Consumers are turning back to traditional notebooks after tablet sales declined in Q3, according to Context data.
While much of the consumer personal systems growth last year and in the first half of 2014 had been driven by tablets, the third quarter of 2014 saw 'a clear shift in consumer demand back to traditional notebooks'.
Consumer-targeted clamshell laptop sales in UK distribution increased by 20.3 per cent versus one year ago, while tablet sales declined, says analyst Context.
"There were a number of reasons for this," said the company in a statement sent to PCR.

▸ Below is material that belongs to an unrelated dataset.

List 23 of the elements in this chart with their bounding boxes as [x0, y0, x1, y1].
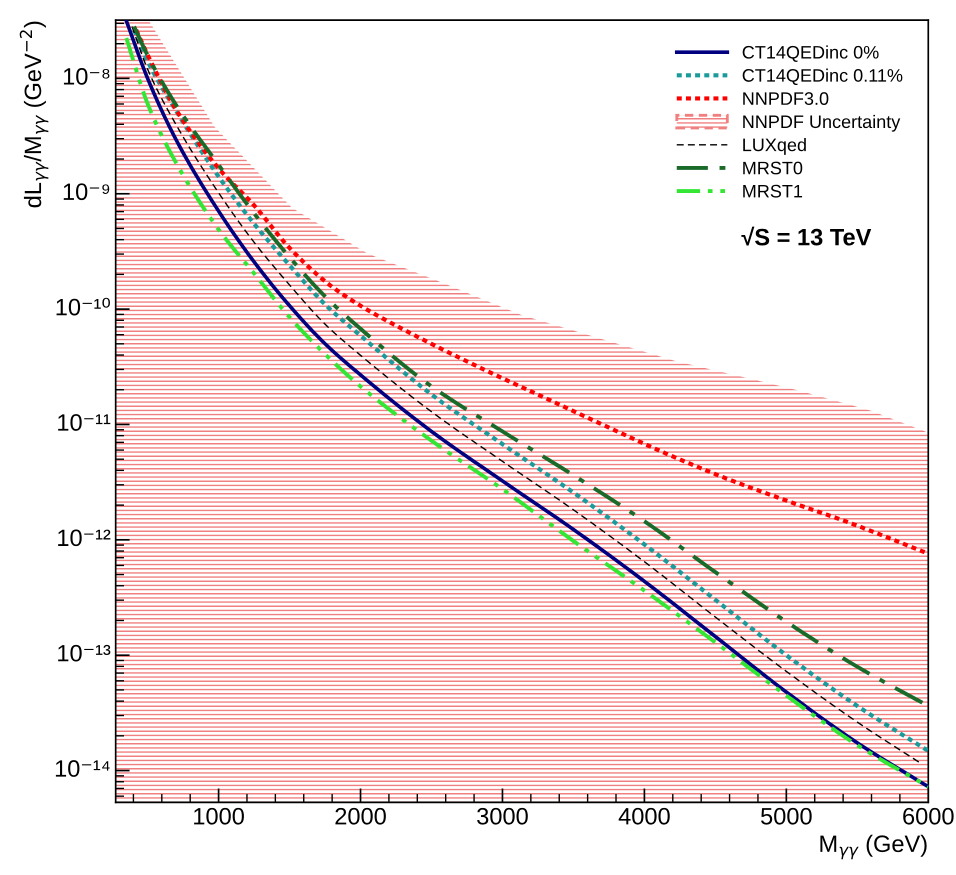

"Tablet demand on the one hand was impacted by increasing saturation levels and longer-than-expected product life cycles, and notebook demand on the other hand benefited from home users' need to replace ageing home systems and migrate from Windows XP.
"Arguably the strongest reason however was the launch by a number of vendors, of a range of low-end budget clamshell notebook systems in time for the back-to-school season."
Benefiting from the Microsoft Windows with Bing initiative and low-end Windows 8.1 offers, sub-£200 sales made up 35.1 per cent of sales in the segment versus 15.2 per cent last year.
Average distributor sell pricing went down accordingly, from £300 last year to £285 in Q3 2014.
"Low-end notebook offers boosted at least partly by the Windows with Bing initiative are expected to continue to drive consumer PC sales in the run up to Christmas," predicts Context.